Thu, 23 Nov 2006

Recovery underway, but more than just GDP matters

Helmi Arman, Jakarta

The third quarter national accounts show a slow but steady improvement in gross domestic product growth. However, to avoid overlooking important but somewhat obscure issues, analysis needs to be conducted over a longer time frame and expanding beyond GDP.

Last week, the government released the quarterly national accounts for the third quarter of 2006. The figures showed that GDP grew at an annual rate of 5.5 percent, which is higher than the 5.2 percent recorded in the previous quarter.

The expenditure breakdown shows that growth in household consumption was stagnant, government consumption shrank and fixed capital investment contracted.

The contribution of exports appears to have increased, but on a net basis it actually declined as imports accelerated at a slower pace.

Not too much should be inferred from the expenditure breakdown, though. GDP calculated using the production approach is Rp 20 trillion (at constant 2000 prices) higher than the figure produced by the expenditure approach. This statistical discrepancy, equivalent to over 4 percent of output, may have obscured the true picture of growth in the expenditure components during the quarter.

Positive statistical discrepancy means that one or more of the expenditure components are substantially understated (or overstated, in the case of imports).

There are also other reasons to be optimistic as GDP is, after all, a lagging indicator. It provides a count of what has happened, which is not necessarily the same as what is still happening. Interest rates have come down from 12.75 percent in May to 10.25 percent currently. It should be just a matter of time before the effects of this start to emerge in the GDP numbers.

Nonetheless, it is important to broaden the length and scope of the analysis of the national accounts. In this regard, we shall now discuss a couple of signals hidden in the figures that are rarely cited by economists.

Firstly, a longer term analysis of national accounts data shows indications that every rupiah of investment is fewer and fewer jobs over time.

For example, in 2000, every one person in additional employment was accompanied by roughly Rp 18 million in incremental investment in the same year. In 2005, every one person in additional employment was accompanied by incremental investment that was 50 percent higher than in 2001 (using constant prices).

Many reasons may be adduced to explain this trend. One possible explanation is that the portion of investment that takes the form of construction, which is labor-intensive, has been declining. Another maybe that the nature of investment is moving away from the labor-intensive kind. Amid increasing globalization, labor-intensive investments that would previously have headed for Indonesia may be heading elsewhere.

Another trend that is infrequently highlighted is the fact that the income received by Indonesian residents has been diminishing over the last two quarters.

Gross domestic product measures the amount of goods and services produced domestically while (net) national income measures the amount consumed by Indonesian citizens all over the world, net of taxes, subsidies and depreciation of capital.
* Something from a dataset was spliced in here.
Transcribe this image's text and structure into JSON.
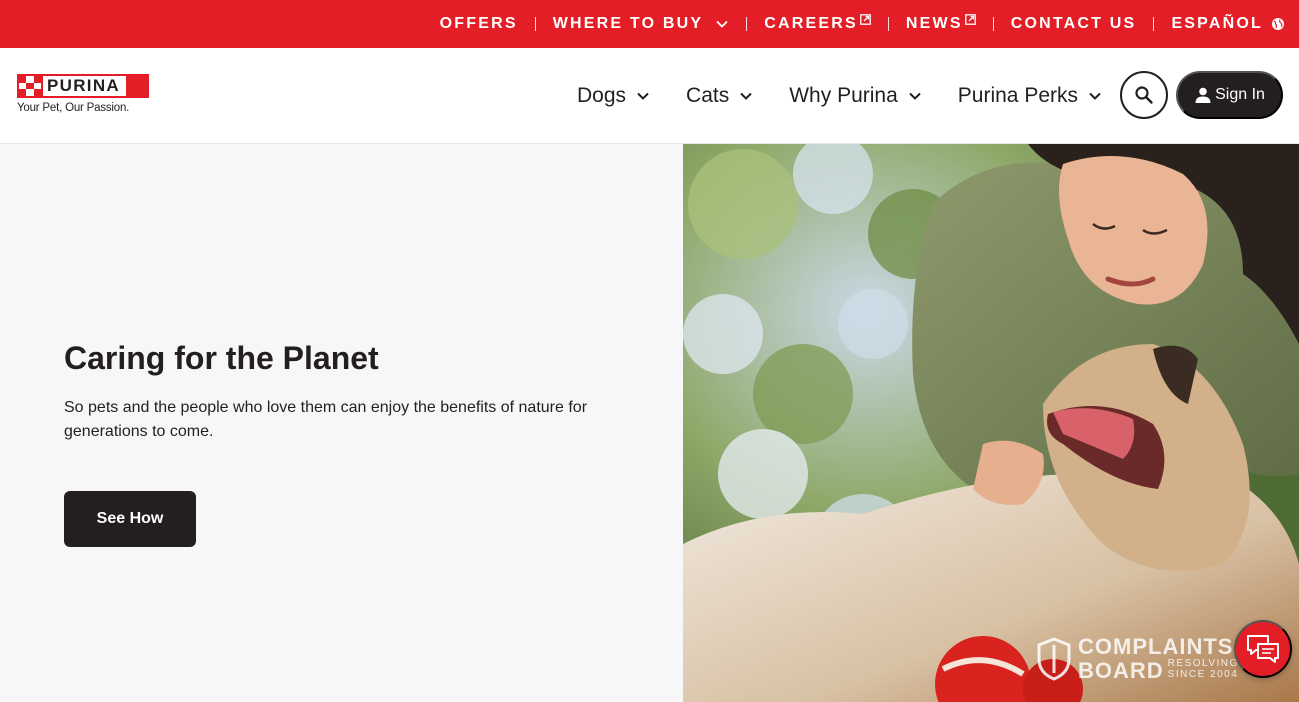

Last week's figures clearly showed that national income has been shrinking for the last two quarters.

This comes as the income earned by foreigners in Indonesia grew at a far higher rate than the amount earned by Indonesians abroad. Whereas the former grew by approximately 75 percent compared to the same period last year, the latter only grew by 15 percent!

Many efforts have been made to make the investment climate more attractive in the hope of encouraging investment, and thereby reducing unemployment. However, the decline in national income highlights the urgent need to also make the Indonesian workforce more attractive in the hope that more workers can be sent overseas.
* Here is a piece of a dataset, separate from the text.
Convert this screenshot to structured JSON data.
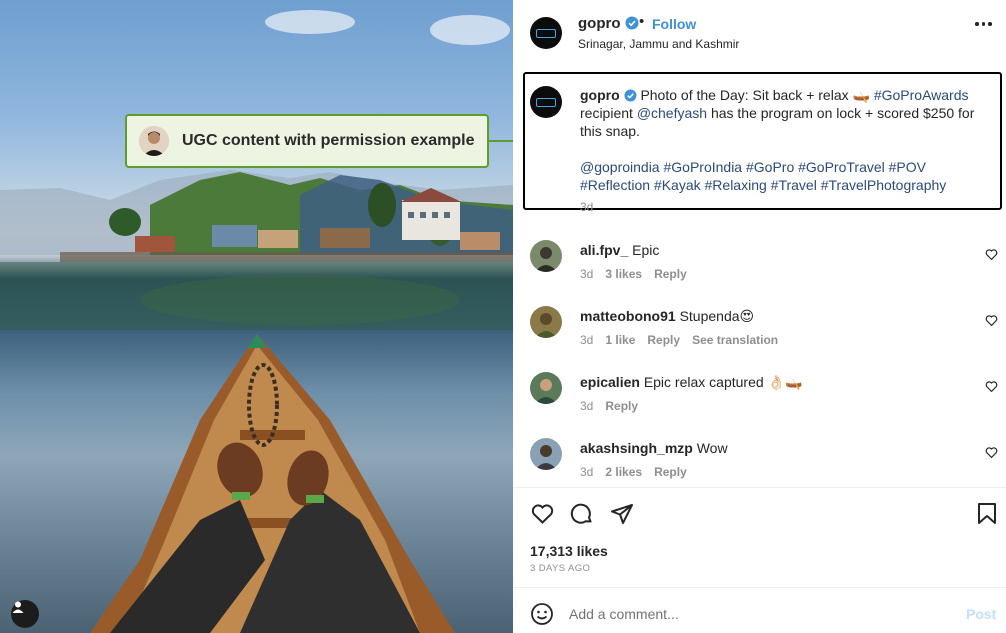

In the Philippines, an estimated 8 million of the country's 38 million labor force works overseas, whereas in Indonesia, the number of Indonesian working abroad is estimated at only 3 million out of a labor force of over 100 million.

It is not long since President Susilo Bambang Yudhoyono expressed concern over the difficulty in providing jobs for a population that is growing at a rate of 1.3 percent. The third quarter GDP results are no cause for celebration, but there are definitely signs of recovery.

However, GDP should not be taken as the sole measure for gauging economic success. If immediate efforts are not focused on tackling obscure trends, such as those mentioned above, reducing unemployment and poverty could become an even greater challenge. Disclaimer: this article should not be taken as any form of recommendation by PT Bahana Securities to enter into any investment agreement.